Intriguingly, “Lovers Never Die” – a quasi-Bond theme, all big band, creaky voice and snatched breaths – could either be a sassy break-up song or something more desperate and literal: “Why’d you say goodbye if lovers never die?” she sings. “It’s obvious you’re full of it.”
Elsewhere, though, it all feels too vague and inauthentic to be affecting. “The Chase” sounds like post-country Taylor Swift, even borrowing the refrain from 2014’s “I Wish You Would” – only with neither the clarity nor the sincerity of that song. “Imperfections” sees her adopt the vocal affectations of a flash-in-the-pan popstar, while EDM-inflected opening track “Flying on My Own” is such an immediate, discombobulating misstep that I had to triple check I hadn’t pressed play on the wrong album.
Given that it is nearly an hour-long (or 70 minutes if you listen to the 20-song deluxe version), there was no need to add songs that feel so superfluous. Risk-taking is to be admired, of course, but only if for the right reasons. Here, those lurches towards top-40 pop feel not only misjudged but half-hearted.
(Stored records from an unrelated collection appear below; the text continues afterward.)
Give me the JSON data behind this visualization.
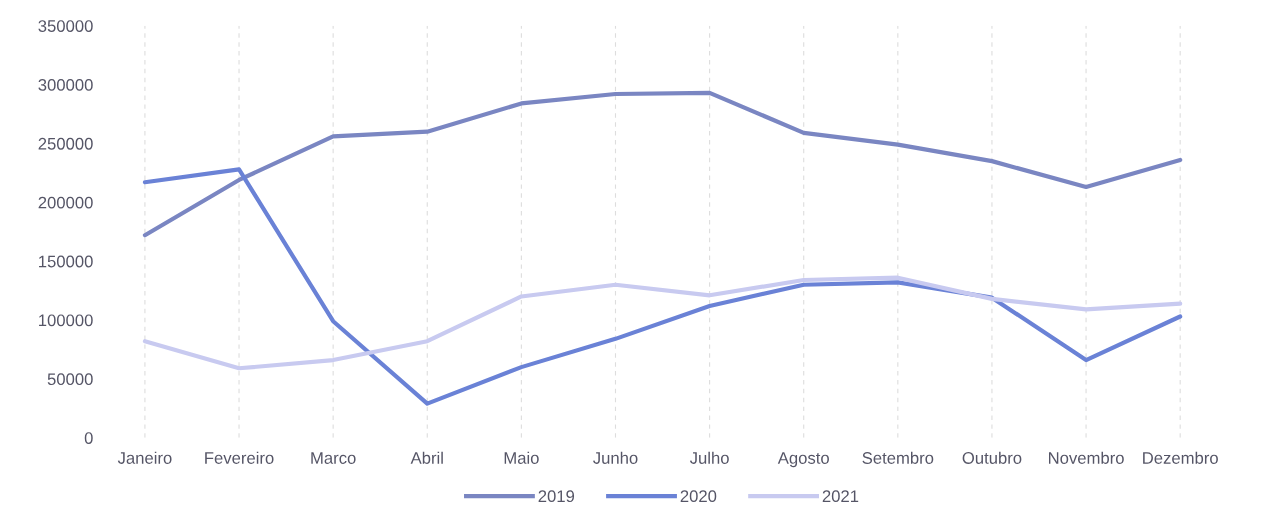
{
  "chart_data": {
    "type": "line",
    "categories": [
      "Janeiro",
      "Fevereiro",
      "Marco",
      "Abril",
      "Maio",
      "Junho",
      "Julho",
      "Agosto",
      "Setembro",
      "Outubro",
      "Novembro",
      "Dezembro"
    ],
    "series": [
      {
        "name": "2019",
        "color": "#7a86c2",
        "values": [
          172000,
          219000,
          256000,
          260000,
          284000,
          292000,
          293000,
          259000,
          249000,
          235000,
          213000,
          236000
        ]
      },
      {
        "name": "2020",
        "color": "#6a82d6",
        "values": [
          217000,
          228000,
          99000,
          29000,
          60000,
          84000,
          112000,
          130000,
          132000,
          119000,
          66000,
          103000
        ]
      },
      {
        "name": "2021",
        "color": "#c8caf0",
        "values": [
          82000,
          59000,
          66000,
          82000,
          120000,
          130000,
          121000,
          134000,
          136000,
          118000,
          109000,
          114000
        ]
      }
    ],
    "ylim": [
      0,
      350000
    ],
    "yticks": [
      0,
      50000,
      100000,
      150000,
      200000,
      250000,
      300000,
      350000
    ],
    "grid": "x",
    "legend": "bottom",
    "marker": "none",
    "line_style": "solid"
  }
}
Still, when Dion allows her voice to do the heavy lifting – on the Sia-penned “Lying Down”, it is as fibrous and precise as a bow across a taut string – Courage is a force to be reckoned with. It seems unlikely that more than a few of its tracks will jostle their way onto Dion’s setlist, given the decades of power ballads they have to compete with. But those that do will make their mark.